Élections générales ont eu lieu au Kenya le 29 décembre 1992. Les électeurs ont élu le Président et les membres de l'Assemblée nationale. Il s'agissait des premières élections générales multipartites au Kenya depuis l'indépendance et les premières à présenter un vote direct pour le président, qui avait, en 1964, été élu par l'Assemblée nationale et, à la suite d'un amendement constitutionnel de 1969, avait été automatiquement déclaré vainqueur. d'élections populaires non organisées, tenues parallèlement aux élections législatives, en 1969, 1974, 1979, 1983 et 1988.

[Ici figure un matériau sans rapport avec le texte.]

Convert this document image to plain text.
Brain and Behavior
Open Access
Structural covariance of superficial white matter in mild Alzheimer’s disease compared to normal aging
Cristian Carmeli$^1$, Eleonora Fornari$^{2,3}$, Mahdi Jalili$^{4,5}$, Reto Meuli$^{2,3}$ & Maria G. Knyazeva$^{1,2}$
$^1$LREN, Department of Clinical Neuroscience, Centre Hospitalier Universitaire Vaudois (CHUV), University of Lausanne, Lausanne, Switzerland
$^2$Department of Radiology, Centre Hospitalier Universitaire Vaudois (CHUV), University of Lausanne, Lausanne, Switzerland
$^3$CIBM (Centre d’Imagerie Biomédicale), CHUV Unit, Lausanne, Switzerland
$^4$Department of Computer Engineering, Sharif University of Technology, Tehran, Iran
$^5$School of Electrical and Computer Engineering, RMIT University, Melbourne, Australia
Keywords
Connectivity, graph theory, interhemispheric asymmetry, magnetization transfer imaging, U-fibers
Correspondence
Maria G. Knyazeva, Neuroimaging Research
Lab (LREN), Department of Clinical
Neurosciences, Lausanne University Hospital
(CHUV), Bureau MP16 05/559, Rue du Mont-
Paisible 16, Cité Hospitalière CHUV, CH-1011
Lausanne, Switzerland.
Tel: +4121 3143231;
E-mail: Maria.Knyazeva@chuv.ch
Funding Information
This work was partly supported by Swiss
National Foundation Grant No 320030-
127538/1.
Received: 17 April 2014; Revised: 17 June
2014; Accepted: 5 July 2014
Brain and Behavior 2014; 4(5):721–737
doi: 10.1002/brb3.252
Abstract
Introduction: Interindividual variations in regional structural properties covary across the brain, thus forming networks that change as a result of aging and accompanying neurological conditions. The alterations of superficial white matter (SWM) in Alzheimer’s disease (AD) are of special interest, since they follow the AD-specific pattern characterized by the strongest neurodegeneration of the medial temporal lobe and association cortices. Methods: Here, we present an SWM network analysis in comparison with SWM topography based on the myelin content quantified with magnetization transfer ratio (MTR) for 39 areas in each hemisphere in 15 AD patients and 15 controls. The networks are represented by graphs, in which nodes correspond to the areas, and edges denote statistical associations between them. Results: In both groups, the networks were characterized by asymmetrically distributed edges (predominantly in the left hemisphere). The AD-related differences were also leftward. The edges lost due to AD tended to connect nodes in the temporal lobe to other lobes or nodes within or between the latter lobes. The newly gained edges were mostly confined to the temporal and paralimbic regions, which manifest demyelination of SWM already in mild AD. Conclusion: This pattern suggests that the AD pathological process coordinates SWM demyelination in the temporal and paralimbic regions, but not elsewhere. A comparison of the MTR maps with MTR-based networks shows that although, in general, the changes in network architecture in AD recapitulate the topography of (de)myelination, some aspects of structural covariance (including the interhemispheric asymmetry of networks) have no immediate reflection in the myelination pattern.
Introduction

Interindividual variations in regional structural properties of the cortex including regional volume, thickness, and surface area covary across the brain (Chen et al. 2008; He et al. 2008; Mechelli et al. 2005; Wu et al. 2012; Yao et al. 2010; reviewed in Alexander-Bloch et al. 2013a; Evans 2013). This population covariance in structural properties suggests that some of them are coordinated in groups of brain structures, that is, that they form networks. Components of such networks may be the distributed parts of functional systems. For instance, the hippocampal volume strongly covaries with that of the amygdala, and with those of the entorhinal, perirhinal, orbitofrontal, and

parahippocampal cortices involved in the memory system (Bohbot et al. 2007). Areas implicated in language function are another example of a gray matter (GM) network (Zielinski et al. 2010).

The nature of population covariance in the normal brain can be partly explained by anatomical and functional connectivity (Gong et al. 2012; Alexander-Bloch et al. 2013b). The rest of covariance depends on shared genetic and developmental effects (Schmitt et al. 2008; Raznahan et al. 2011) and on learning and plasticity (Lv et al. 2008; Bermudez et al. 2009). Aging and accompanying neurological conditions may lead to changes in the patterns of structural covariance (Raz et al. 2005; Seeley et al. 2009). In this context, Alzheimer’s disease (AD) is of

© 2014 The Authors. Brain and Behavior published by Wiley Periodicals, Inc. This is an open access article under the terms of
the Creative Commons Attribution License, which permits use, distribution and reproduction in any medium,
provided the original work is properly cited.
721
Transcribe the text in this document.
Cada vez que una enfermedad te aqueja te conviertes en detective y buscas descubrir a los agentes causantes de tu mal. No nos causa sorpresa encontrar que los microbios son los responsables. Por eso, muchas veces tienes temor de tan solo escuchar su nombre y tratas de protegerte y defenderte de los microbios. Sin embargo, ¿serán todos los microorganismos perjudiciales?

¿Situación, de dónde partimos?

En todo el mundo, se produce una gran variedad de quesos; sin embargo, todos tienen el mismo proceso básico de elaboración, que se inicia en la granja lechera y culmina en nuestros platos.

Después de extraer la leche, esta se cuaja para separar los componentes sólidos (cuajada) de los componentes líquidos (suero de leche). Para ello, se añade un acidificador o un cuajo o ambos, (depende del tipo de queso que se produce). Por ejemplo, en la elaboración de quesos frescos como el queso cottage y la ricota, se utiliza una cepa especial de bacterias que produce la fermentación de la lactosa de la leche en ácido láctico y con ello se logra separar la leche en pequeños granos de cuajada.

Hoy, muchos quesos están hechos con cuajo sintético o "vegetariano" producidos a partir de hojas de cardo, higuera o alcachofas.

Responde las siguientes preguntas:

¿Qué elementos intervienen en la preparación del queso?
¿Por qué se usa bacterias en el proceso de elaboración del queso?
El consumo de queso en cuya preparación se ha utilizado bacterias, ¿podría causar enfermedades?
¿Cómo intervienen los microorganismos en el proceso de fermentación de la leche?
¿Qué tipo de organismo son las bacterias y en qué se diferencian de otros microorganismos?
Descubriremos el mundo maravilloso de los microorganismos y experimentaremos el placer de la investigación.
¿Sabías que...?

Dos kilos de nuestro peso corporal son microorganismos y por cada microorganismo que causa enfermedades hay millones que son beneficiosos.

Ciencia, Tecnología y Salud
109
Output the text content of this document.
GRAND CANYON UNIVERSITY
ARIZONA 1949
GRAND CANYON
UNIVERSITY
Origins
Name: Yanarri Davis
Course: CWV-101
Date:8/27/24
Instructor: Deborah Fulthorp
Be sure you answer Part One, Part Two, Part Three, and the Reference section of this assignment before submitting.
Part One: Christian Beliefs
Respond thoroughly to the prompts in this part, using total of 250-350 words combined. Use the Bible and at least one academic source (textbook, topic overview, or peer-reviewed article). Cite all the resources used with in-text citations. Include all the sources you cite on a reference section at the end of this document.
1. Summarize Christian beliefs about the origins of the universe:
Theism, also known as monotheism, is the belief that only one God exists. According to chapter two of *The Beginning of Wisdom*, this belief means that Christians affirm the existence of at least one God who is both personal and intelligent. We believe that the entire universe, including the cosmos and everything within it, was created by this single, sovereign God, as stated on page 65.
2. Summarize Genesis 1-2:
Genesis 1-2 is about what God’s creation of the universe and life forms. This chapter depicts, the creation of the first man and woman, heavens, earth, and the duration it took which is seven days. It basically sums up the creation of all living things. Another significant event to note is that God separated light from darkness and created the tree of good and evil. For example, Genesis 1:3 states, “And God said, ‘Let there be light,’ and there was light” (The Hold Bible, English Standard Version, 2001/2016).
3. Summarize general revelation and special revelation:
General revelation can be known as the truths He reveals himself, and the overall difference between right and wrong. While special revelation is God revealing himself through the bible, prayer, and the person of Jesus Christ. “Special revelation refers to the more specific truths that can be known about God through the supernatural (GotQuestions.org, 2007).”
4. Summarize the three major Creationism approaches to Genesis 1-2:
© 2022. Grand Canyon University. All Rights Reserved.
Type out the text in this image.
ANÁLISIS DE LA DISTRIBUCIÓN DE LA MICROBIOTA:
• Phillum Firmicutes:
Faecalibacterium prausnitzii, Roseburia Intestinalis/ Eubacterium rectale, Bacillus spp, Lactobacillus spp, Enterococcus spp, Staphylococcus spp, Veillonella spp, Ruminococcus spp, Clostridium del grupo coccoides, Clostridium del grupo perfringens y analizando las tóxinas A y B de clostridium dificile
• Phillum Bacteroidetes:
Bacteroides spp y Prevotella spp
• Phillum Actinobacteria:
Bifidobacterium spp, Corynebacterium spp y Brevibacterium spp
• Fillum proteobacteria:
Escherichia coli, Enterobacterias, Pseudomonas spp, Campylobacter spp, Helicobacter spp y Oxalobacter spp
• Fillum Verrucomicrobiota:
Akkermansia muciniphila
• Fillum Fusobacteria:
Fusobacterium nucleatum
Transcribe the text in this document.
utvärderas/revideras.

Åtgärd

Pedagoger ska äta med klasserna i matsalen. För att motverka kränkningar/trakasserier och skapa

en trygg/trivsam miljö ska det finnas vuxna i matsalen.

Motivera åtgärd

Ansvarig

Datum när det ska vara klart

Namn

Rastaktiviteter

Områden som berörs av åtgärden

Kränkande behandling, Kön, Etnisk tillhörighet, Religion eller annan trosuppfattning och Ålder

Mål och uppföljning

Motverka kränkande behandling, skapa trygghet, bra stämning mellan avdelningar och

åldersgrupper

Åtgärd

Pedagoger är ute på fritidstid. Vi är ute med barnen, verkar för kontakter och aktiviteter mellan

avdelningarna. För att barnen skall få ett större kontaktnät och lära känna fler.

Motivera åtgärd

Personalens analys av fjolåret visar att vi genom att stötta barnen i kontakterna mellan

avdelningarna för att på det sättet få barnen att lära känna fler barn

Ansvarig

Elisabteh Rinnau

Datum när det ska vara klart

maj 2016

Les résultats ont été entachés d'allégations d'intimidation à grande échelle d'opposants, de harcèlement de fonctionnaires électoraux et de bourrage d'urnes, ainsi que de violences ethniques ciblées dans la province de la vallée du Rift. Human Rights Watch a accusé plusieurs personnalités politiques kényanes, dont le président Daniel arap Moi et le vice-président de l'époque, George Saitoti, d'avoir incité et coordonné la violence. [1] Le taux de participation était de 69,4 %. [2] [3]


Contenu

Élection présidentielle américaine de 1992 dans l'Utah [3]
Fête Candidat Votes Pourcentage Votes électoraux
Républicain George H. W. Bush 322,332 43.36% 5
Indépendant Ross Perot 203,400 27.34% 0
Démocratique Bill Clinton 183,429 24.65% 0
Populiste James "Bo" Gritz 28,602 3.84% 0
libertaire André Marrou 1,900 0.26% 0
Loi naturelle Dr John Hagelin 1,319 0.18% 0
Démocrates pour la relance économique Lyndon LaRouche 1,089 0.15% 0
Nouvelle Alliance Lenora Peul 414 0.06% 0
Contribuables Howard Phillips 393 0.05% 0
américain Feimer Smith 292 0.04% 0
Travailleurs socialistes James Warren 270 0.04% 0
Indépendant/Parti Paix et Liberté Ron Daniels 177 0.02% 0
Socialiste J. Quinn Brisben 151 0.02% 0
Totaux - 100.00% 5
Participation électorale (population en âge de voter)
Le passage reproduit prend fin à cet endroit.